A coping strategy, a complex multidimensional process that is sensitive to the environment and personality dispositions that influence the appraisal of stress and coping resources,[39] has been found to be associated with better service utilization among HIV-infected patients with comorbidities.[40] However, the relationship between a coping strategy and different patterns of HIV-associated comorbidities is unknown. Resilience, which is defined most succinctly as positive adaptation in the context of adversity,[41] has previously been found to be associated with better HIV-related health outcomes[42] yet remains understudied among PLWH. In summary, despite the prevalent mental health problems among PLWH, data on their association with STI comorbidities or noninfectious chronic comorbidities are limited, especially in SC, where there is a high burden of HIV epidemic. These are important knowledge gaps, as a better understanding of these relationships may help guide prevention and treatment strategies and help us to develop protocols for better patient care. Therefore, our study aimed to (1) estimate the prevalence of different types of comorbidity with HIV infection (i.e. STI comorbidities and noninfectious chronic comorbidities) and (2) investigate the sociodemographic and psychosocial correlates of these comorbid conditions among PLWH in SC.
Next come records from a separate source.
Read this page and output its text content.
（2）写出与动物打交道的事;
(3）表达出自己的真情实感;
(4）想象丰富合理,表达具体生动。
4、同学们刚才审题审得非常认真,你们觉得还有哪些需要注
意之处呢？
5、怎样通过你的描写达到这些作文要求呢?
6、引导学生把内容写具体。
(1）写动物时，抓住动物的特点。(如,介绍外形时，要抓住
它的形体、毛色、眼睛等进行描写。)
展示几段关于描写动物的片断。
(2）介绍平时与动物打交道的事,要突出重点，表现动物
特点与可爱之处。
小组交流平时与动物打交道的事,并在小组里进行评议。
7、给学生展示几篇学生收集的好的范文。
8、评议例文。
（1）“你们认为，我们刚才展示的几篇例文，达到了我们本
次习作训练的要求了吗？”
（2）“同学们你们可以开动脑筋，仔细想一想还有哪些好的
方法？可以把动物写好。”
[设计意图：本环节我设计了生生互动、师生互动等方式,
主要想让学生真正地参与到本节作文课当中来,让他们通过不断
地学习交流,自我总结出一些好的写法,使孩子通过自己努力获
Methods. Study Site and Participants: With the collaboration of a large Ryan White-funded immunological clinic that has an ongoing partnership with the research team, a cross-sectional study was conducted among PLWH in SC in 2018. The inclusion criteria of the current study were: (1) resident of SC, (2) ≥ 18 years of age, (3) living with HIV, and (4) willing to participate in a 35–40-min survey. Data were collected between May and September 2018, with all surveys being completed on site at the clinic. The study team coordinated with the clinic staff on data collection activities. All HIV-infected patients who came for the follow-up visits were approached and were briefed about the study by the clinic staff; those interested in participating in the study were referred to a member of the research team who then further explained the study and obtained informed consent from the participants. Each participant of the study was compensated with a $20 gift card for their time and effort. The anonymous survey was administered in designated areas at the clinic and, when requested, in a private room. Among those patients invited, > 80% agreed to participate in the survey. A total of 402 PLWH completed the survey and were included in the current data analysis. Ethic approval for the study was obtained from the University of South Carolina Institutional Review Board.